3rd Assault Brigade with U.S.-made M1117 armored vehicle
In the summer of 2023, a friend of the Azovites in Congress (Rep. Victoria Spartz, who grew up in Soviet Ukraine) tried to repeal the ban. Another MAGA politician (Andy Ogles from Tennessee) tried to strengthen it by naming the 3rd Assault Brigade and the Azovite “Russian Volunteer Corps” as other groups that should be barred from receiving U.S. support. They both failed, and the original wording remained.
During a 2022 trip to Ukraine, U.S. Rep. Spartz met Dmytro Kukharchuk, a neo-Nazi battalion commander in the 3rd Assault Brigade, according to whom, “Victoria Spartz brought me a gift - the Constitution of the United States with her own signature and a cap with Trump’s signature.”
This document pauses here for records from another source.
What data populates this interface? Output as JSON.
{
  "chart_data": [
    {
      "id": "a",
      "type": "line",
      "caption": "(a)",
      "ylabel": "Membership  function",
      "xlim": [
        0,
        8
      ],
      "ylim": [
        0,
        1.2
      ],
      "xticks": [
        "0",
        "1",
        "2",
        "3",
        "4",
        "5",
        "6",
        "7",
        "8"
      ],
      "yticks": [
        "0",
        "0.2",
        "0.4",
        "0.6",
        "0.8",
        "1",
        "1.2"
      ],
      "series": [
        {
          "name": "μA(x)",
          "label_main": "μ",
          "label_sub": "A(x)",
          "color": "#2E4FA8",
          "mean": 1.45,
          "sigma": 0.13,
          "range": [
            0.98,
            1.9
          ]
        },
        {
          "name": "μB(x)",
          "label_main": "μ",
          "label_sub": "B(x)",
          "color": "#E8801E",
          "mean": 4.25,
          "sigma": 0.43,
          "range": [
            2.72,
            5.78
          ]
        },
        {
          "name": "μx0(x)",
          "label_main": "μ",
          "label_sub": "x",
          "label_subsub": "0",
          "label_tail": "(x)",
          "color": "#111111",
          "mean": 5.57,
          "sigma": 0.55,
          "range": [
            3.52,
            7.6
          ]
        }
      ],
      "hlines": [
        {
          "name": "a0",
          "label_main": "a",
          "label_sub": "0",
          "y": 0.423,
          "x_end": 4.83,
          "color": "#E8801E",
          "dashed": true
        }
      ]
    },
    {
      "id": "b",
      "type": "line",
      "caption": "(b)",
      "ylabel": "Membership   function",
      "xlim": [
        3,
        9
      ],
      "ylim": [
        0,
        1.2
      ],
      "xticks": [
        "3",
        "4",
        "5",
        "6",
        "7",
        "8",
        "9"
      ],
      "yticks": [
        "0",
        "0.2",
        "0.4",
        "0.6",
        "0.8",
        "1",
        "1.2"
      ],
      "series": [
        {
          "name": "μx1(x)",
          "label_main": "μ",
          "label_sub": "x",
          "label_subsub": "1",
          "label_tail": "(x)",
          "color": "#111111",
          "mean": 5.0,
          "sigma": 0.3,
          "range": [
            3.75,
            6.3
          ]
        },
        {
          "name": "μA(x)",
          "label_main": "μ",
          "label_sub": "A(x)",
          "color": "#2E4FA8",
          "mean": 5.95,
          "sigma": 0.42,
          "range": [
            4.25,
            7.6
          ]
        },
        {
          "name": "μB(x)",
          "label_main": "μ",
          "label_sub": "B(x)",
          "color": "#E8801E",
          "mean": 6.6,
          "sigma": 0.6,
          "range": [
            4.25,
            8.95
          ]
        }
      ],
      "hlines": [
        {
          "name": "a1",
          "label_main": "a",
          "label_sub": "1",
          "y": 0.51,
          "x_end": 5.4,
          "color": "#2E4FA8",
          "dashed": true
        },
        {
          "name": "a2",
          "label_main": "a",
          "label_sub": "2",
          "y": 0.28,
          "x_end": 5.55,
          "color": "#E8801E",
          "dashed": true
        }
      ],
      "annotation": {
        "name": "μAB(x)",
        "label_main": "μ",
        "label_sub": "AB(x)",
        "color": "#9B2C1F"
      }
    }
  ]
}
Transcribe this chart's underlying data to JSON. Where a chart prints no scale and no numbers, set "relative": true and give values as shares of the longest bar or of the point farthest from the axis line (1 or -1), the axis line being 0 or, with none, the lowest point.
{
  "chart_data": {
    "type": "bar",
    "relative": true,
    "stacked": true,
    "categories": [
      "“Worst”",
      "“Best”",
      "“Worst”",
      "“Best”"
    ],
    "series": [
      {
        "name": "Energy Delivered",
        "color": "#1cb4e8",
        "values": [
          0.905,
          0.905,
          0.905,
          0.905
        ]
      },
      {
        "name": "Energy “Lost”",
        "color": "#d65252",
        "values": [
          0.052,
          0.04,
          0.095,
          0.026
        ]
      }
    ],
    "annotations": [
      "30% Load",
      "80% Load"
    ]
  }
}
Somehow, the House of Representatives closed the loophole in its Department of Defense Appropriations Act for 2025, but the bill never made it out of the Senate. A former U.S. intelligence officer, Congressman Jimmy Panetta (D-CA), the son of the former CIA director and Secretary of Defense under Barack Obama, offered an amendment to legalize the loophole, by conditioning U.S. support for the Azovites on approval from the State Department, which the NGU Azov Brigade already received. Panetta’s bipartisan amendment failed, but several members of Congress co-sponsored it.
Dmytro Kukharchuk and Kyrylo Berkal, important neo-Nazis from the 3rd Assault Brigade who met Victoria Spartz in 2022, visited Washington, DC in November 2024 and met Rep. Joe Wilson (R-SC), one of the co-sponsors of Panetta’s unsuccessful amendment to legalize U.S. support for the Azovites (which was submitted earlier in 2024)
The loophole was closed again in the House version of the 2026 DOD appropriations bill, but the new wording (in italics) was stripped from the recently passed Consolidated Appropriations Act of 2026: “None of the funds appropriated or otherwise made available by this Act may be used to provide arms, training, intelligence, or other assistance to the Azov Battalion*,* the Third Separate Assault Brigade, or any successor organization.” Even the State Department would have to admit that the NGU Azov Brigade is a successor to the Azov Battalion, but not this year.